Gebeler için de yeni bir uygulamaya geçildiğini belirten Bildirici, “Td aşısının yerine Tdab aşısı uygulanacak. Her gebeliğe bir doz Tdab aşısı yapılacak” dedi.
“ÇOCUK FELCİ DE TARİHE KARIŞMAK ÜZERE”
Aşılama sayesinde insanlık tarihinde birçok ölümcül hastalığın önlenebilir hale geldiğini belirten Bildirici, 1977 yılında çiçek hastalığının dünya genelinde ortadan kaldırıldığını hatırlattı. Çocuk felcinin de küresel ölçekte sona erdirilmek üzere olduğunu kaydetti. Türkiye’de ise 2011 yılından bu yana difteri vakasına rastlanmadığını ve yenidoğan tetanosunun da elimine edildiğini ifade etti.
13 HASTALIĞA KARŞI AŞILAMA
Türkiye’de çocukluk çağı aşıları kapsamında toplam 13 hastalığa karşı aşılama yapılıyor. Bu hastalıklar arasında difteri, boğmaca, tetanos, kızamık, çocuk felci, suçiçeği ve hepatit A-B gibi önemli enfeksiyonlar yer alıyor.

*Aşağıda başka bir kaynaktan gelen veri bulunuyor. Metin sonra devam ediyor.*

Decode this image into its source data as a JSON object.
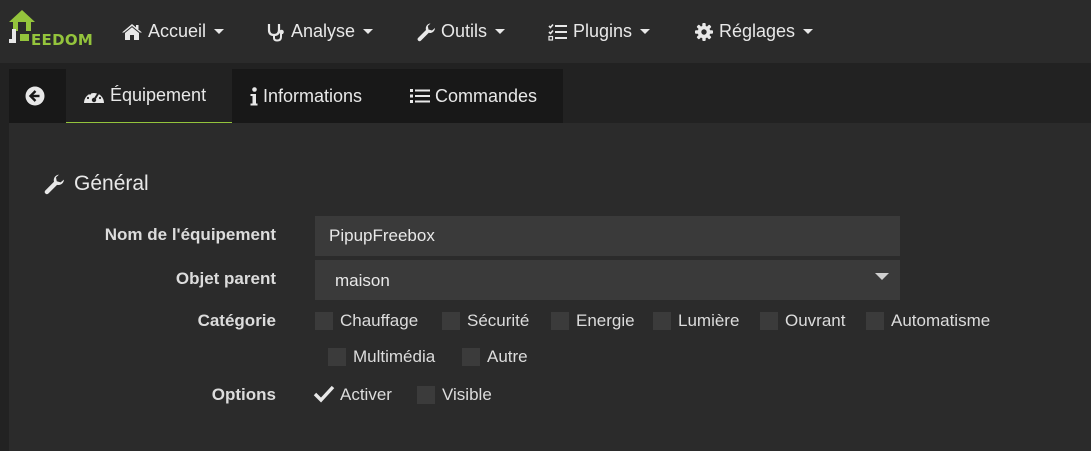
{
  "brand": {
    "name": "EEDOM",
    "accent": "#94c43c"
  },
  "nav": [
    {
      "label": "Accueil",
      "icon": "home-icon"
    },
    {
      "label": "Analyse",
      "icon": "stethoscope-icon"
    },
    {
      "label": "Outils",
      "icon": "wrench-icon"
    },
    {
      "label": "Plugins",
      "icon": "tasks-icon"
    },
    {
      "label": "Réglages",
      "icon": "gear-icon"
    }
  ],
  "tabs": {
    "back_icon": "arrow-circle-left-icon",
    "equipement": "Équipement",
    "informations": "Informations",
    "commandes": "Commandes",
    "active": "Équipement"
  },
  "general": {
    "title": "Général",
    "nom_label": "Nom de l'équipement",
    "nom_value": "PipupFreebox",
    "objet_label": "Objet parent",
    "objet_value": "maison",
    "categorie_label": "Catégorie",
    "categories": [
      {
        "label": "Chauffage",
        "checked": false
      },
      {
        "label": "Sécurité",
        "checked": false
      },
      {
        "label": "Energie",
        "checked": false
      },
      {
        "label": "Lumière",
        "checked": false
      },
      {
        "label": "Ouvrant",
        "checked": false
      },
      {
        "label": "Automatisme",
        "checked": false
      },
      {
        "label": "Multimédia",
        "checked": false
      },
      {
        "label": "Autre",
        "checked": false
      }
    ],
    "options_label": "Options",
    "options": [
      {
        "label": "Activer",
        "checked": true
      },
      {
        "label": "Visible",
        "checked": false
      }
    ]
  }
}
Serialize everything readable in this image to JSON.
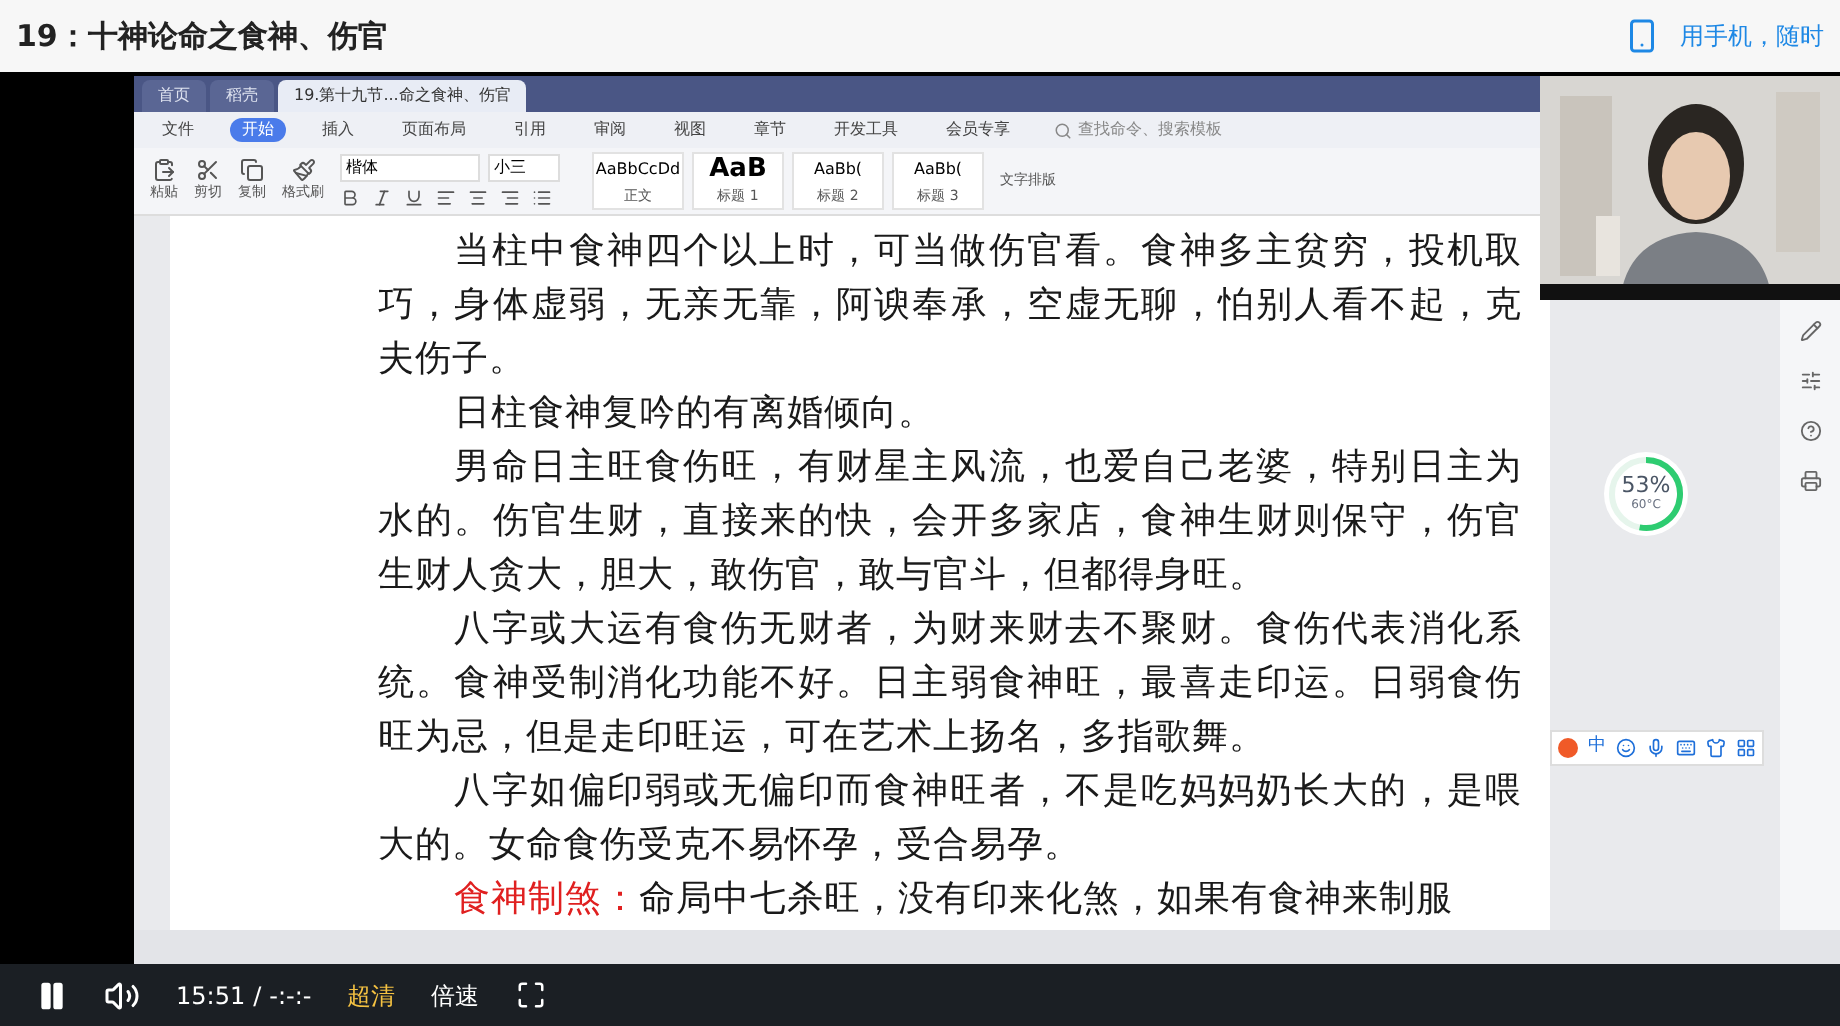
{
  "page": {
    "title": "19：十神论命之食神、伤官",
    "mobile_link": "用手机，随时"
  },
  "editor": {
    "tabs": [
      {
        "label": "首页",
        "selected": false
      },
      {
        "label": "稻壳",
        "selected": false
      },
      {
        "label": "19.第十九节...命之食神、伤官",
        "selected": true
      }
    ],
    "menu": [
      {
        "label": "文件",
        "selected": false
      },
      {
        "label": "开始",
        "selected": true
      },
      {
        "label": "插入",
        "selected": false
      },
      {
        "label": "页面布局",
        "selected": false
      },
      {
        "label": "引用",
        "selected": false
      },
      {
        "label": "审阅",
        "selected": false
      },
      {
        "label": "视图",
        "selected": false
      },
      {
        "label": "章节",
        "selected": false
      },
      {
        "label": "开发工具",
        "selected": false
      },
      {
        "label": "会员专享",
        "selected": false
      }
    ],
    "search": {
      "placeholder": "查找命令、搜索模板"
    },
    "clipboard": [
      "粘贴",
      "剪切",
      "复制",
      "格式刷"
    ],
    "font": {
      "family": "楷体",
      "size": "小三"
    },
    "styles": [
      {
        "sample": "AaBbCcDd",
        "label": "正文"
      },
      {
        "sample": "AaB",
        "label": "标题 1"
      },
      {
        "sample": "AaBb(",
        "label": "标题 2"
      },
      {
        "sample": "AaBb(",
        "label": "标题 3"
      }
    ],
    "layout_button": "文字排版",
    "paragraphs": [
      {
        "text": "当柱中食神四个以上时，可当做伤官看。食神多主贫穷，投机取巧，身体虚弱，无亲无靠，阿谀奉承，空虚无聊，怕别人看不起，克夫伤子。"
      },
      {
        "text": "日柱食神复吟的有离婚倾向。"
      },
      {
        "text": "男命日主旺食伤旺，有财星主风流，也爱自己老婆，特别日主为水的。伤官生财，直接来的快，会开多家店，食神生财则保守，伤官生财人贪大，胆大，敢伤官，敢与官斗，但都得身旺。"
      },
      {
        "text": "八字或大运有食伤无财者，为财来财去不聚财。食伤代表消化系统。食神受制消化功能不好。日主弱食神旺，最喜走印运。日弱食伤旺为忌，但是走印旺运，可在艺术上扬名，多指歌舞。"
      },
      {
        "text": "八字如偏印弱或无偏印而食神旺者，不是吃妈妈奶长大的，是喂大的。女命食伤受克不易怀孕，受合易孕。"
      },
      {
        "lead": "食神制煞：",
        "text": "命局中七杀旺，没有印来化煞，如果有食神来制服"
      }
    ],
    "gauge": {
      "reading": "53%",
      "temperature": "60°C",
      "level": 0.53
    },
    "ime": {
      "mode": "中"
    }
  },
  "player": {
    "playing": true,
    "time": "15:51",
    "separator": "/",
    "duration": "-:-:-",
    "quality": "超清",
    "speed": "倍速"
  }
}
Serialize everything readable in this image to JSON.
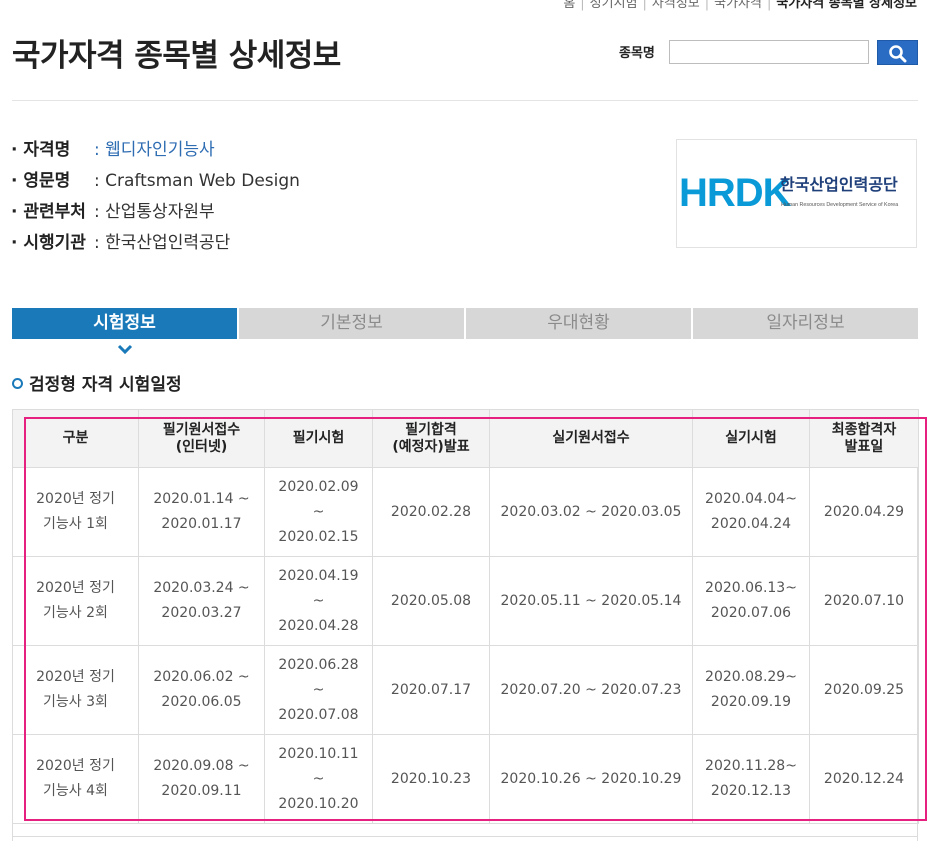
{
  "breadcrumb": [
    "홈",
    "정기시험",
    "자격정보",
    "국가자격",
    "국가자격 종목별 상세정보"
  ],
  "page_title": "국가자격 종목별 상세정보",
  "search": {
    "label": "종목명",
    "value": "",
    "placeholder": ""
  },
  "info": [
    {
      "label": "자격명",
      "value": ": 웹디자인기능사"
    },
    {
      "label": "영문명",
      "value": ": Craftsman Web Design"
    },
    {
      "label": "관련부처",
      "value": ": 산업통상자원부"
    },
    {
      "label": "시행기관",
      "value": ": 한국산업인력공단"
    }
  ],
  "logo": {
    "mark": "HRDK",
    "name_ko": "한국산업인력공단",
    "name_en": "Human Resources Development Service of Korea",
    "accent": "#0a9ad8",
    "dark": "#1e3f7a"
  },
  "tabs": [
    "시험정보",
    "기본정보",
    "우대현황",
    "일자리정보"
  ],
  "section_title": "검정형 자격 시험일정",
  "table": {
    "headers": [
      [
        "구분"
      ],
      [
        "필기원서접수",
        "(인터넷)"
      ],
      [
        "필기시험"
      ],
      [
        "필기합격",
        "(예정자)발표"
      ],
      [
        "실기원서접수"
      ],
      [
        "실기시험"
      ],
      [
        "최종합격자",
        "발표일"
      ]
    ],
    "rows": [
      [
        [
          "2020년 정기",
          "기능사 1회"
        ],
        [
          "2020.01.14 ~",
          "2020.01.17"
        ],
        [
          "2020.02.09",
          "~",
          "2020.02.15"
        ],
        [
          "2020.02.28"
        ],
        [
          "2020.03.02 ~ 2020.03.05"
        ],
        [
          "2020.04.04~",
          "2020.04.24"
        ],
        [
          "2020.04.29"
        ]
      ],
      [
        [
          "2020년 정기",
          "기능사 2회"
        ],
        [
          "2020.03.24 ~",
          "2020.03.27"
        ],
        [
          "2020.04.19",
          "~",
          "2020.04.28"
        ],
        [
          "2020.05.08"
        ],
        [
          "2020.05.11 ~ 2020.05.14"
        ],
        [
          "2020.06.13~",
          "2020.07.06"
        ],
        [
          "2020.07.10"
        ]
      ],
      [
        [
          "2020년 정기",
          "기능사 3회"
        ],
        [
          "2020.06.02 ~",
          "2020.06.05"
        ],
        [
          "2020.06.28",
          "~",
          "2020.07.08"
        ],
        [
          "2020.07.17"
        ],
        [
          "2020.07.20 ~ 2020.07.23"
        ],
        [
          "2020.08.29~",
          "2020.09.19"
        ],
        [
          "2020.09.25"
        ]
      ],
      [
        [
          "2020년 정기",
          "기능사 4회"
        ],
        [
          "2020.09.08 ~",
          "2020.09.11"
        ],
        [
          "2020.10.11",
          "~",
          "2020.10.20"
        ],
        [
          "2020.10.23"
        ],
        [
          "2020.10.26 ~ 2020.10.29"
        ],
        [
          "2020.11.28~",
          "2020.12.13"
        ],
        [
          "2020.12.24"
        ]
      ]
    ]
  },
  "colors": {
    "tab_active": "#1a79b9",
    "tab_inactive": "#d7d7d7",
    "search_button": "#2a6cc4",
    "link": "#2f6db3",
    "highlight": "#e5207e"
  }
}
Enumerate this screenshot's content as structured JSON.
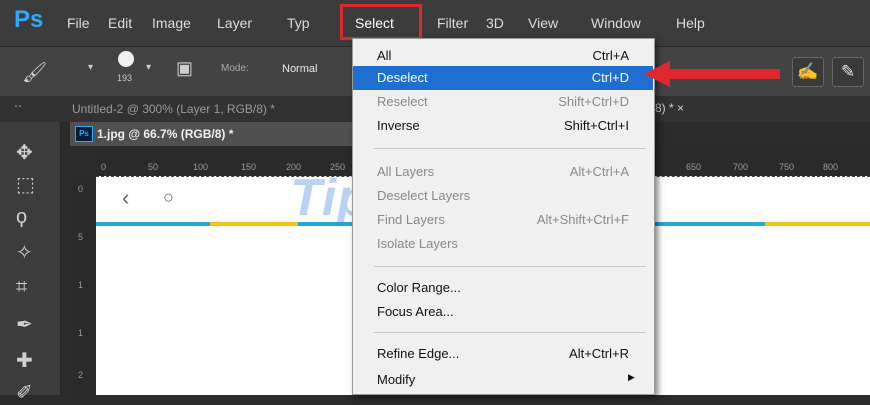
{
  "app": {
    "logo": "Ps",
    "menus": [
      "File",
      "Edit",
      "Image",
      "Layer",
      "Typ",
      "Select",
      "Filter",
      "3D",
      "View",
      "Window",
      "Help"
    ]
  },
  "options_bar": {
    "brush_size": "193",
    "mode_label": "Mode:",
    "mode_value": "Normal"
  },
  "tabs": {
    "background_tab": "Untitled-2 @ 300% (Layer 1, RGB/8) *",
    "background_tab_tail": "8) * ×",
    "active_tab": "1.jpg @ 66.7% (RGB/8) *",
    "active_badge": "Ps"
  },
  "ruler": {
    "top_ticks": [
      "0",
      "50",
      "100",
      "150",
      "200",
      "250",
      "650",
      "700",
      "750",
      "800"
    ],
    "left_ticks": [
      "0",
      "5",
      "1",
      "1",
      "2"
    ]
  },
  "watermark": "TipsMake",
  "dropdown": {
    "items": [
      {
        "label": "All",
        "shortcut": "Ctrl+A",
        "state": "enabled"
      },
      {
        "label": "Deselect",
        "shortcut": "Ctrl+D",
        "state": "highlighted"
      },
      {
        "label": "Reselect",
        "shortcut": "Shift+Ctrl+D",
        "state": "disabled"
      },
      {
        "label": "Inverse",
        "shortcut": "Shift+Ctrl+I",
        "state": "enabled"
      },
      {
        "label": "All Layers",
        "shortcut": "Alt+Ctrl+A",
        "state": "disabled"
      },
      {
        "label": "Deselect Layers",
        "shortcut": "",
        "state": "disabled"
      },
      {
        "label": "Find Layers",
        "shortcut": "Alt+Shift+Ctrl+F",
        "state": "disabled"
      },
      {
        "label": "Isolate Layers",
        "shortcut": "",
        "state": "disabled"
      },
      {
        "label": "Color Range...",
        "shortcut": "",
        "state": "enabled"
      },
      {
        "label": "Focus Area...",
        "shortcut": "",
        "state": "enabled"
      },
      {
        "label": "Refine Edge...",
        "shortcut": "Alt+Ctrl+R",
        "state": "enabled"
      },
      {
        "label": "Modify",
        "shortcut": "",
        "state": "enabled"
      }
    ]
  },
  "colors": {
    "highlight": "#1e6fd0",
    "annotation_red": "#e0282c",
    "ps_blue": "#31a8ff"
  }
}
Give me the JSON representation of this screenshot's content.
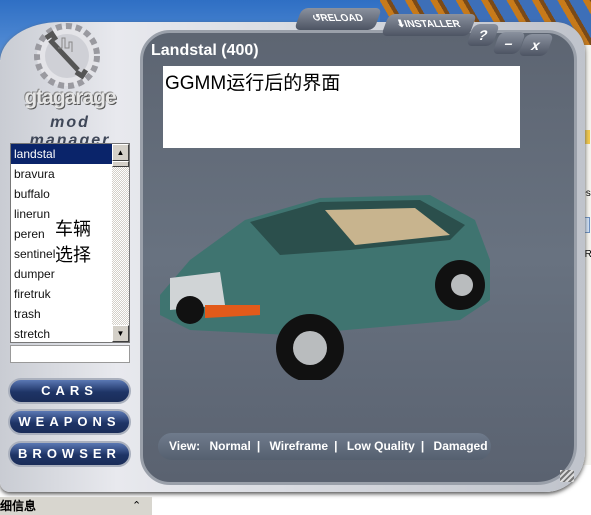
{
  "app": {
    "logo_text": "gtagarage",
    "logo_subtitle": "mod manager"
  },
  "toolbar": {
    "reload": "RELOAD",
    "installer": "INSTALLER",
    "help": "?",
    "minimize": "–",
    "close": "x"
  },
  "vehicle_title": "Landstal (400)",
  "annotations": {
    "main": "GGMM运行后的界面",
    "list": "车辆选择"
  },
  "vehicle_list": {
    "selected": "landstal",
    "items": [
      "landstal",
      "bravura",
      "buffalo",
      "linerun",
      "peren",
      "sentinel",
      "dumper",
      "firetruk",
      "trash",
      "stretch"
    ]
  },
  "nav": {
    "cars": "CARS",
    "weapons": "WEAPONS",
    "browser": "BROWSER"
  },
  "view": {
    "label": "View:",
    "options": [
      "Normal",
      "Wireframe",
      "Low Quality",
      "Damaged"
    ]
  },
  "desktop": {
    "label1": "ies",
    "label2": "ER"
  },
  "info_panel": {
    "title": "细信息",
    "chevron": "⌃"
  },
  "colors": {
    "nav_button": "#1e3466",
    "panel": "#636c7a",
    "selection": "#0a246a"
  }
}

Aşıyla çiçek hastalığı silindi, çocuk felci sırada 1977 yılında çiçek hastalığının dünyadan tamamen silindiğini hatırlatan Bildirici, “Şimdi sıra çocuk felcinde. Küresel yok oluşa çok yakınız” dedi. Türkiye’de ise 2011’den bu yana difteri görülmediği ve yeni doğan tetanosunun elimine edildiği bilgisi paylaşıldı.
AŞI TAKIP SİSTEMİ İLE GÜVENLİ SÜREÇ
Aşıların ulusal ve uluslararası laboratuvarlarda test edilerek güvenliğinin sağlandığını belirten Doç. Dr. Bildirici, Türkiye’de uygulanan aşıların üretimden uygulamaya kadar Aşı Takip Sistemi üzerinden izlendiğini söyledi.
FARKINDALIK SLOGANLARI
Dünya Aşı Haftası kapsamında “Aşı hayatı korur”, “Aşı her çocuğun hakkıdır”, “Yeni aşılar, yeni umutlar” gibi sloganlarla kamuoyunda farkındalık oluşturulması hedefleniyor.
Doç. Dr. Yaşar Bildirici, açıklamasını şöyle tamamladı:
“Her çocuğun sağlıklı yaşama hakkı vardır. Aşı yaptırmak sadece bir tercih değil, topluma karşı sorumluluktur.”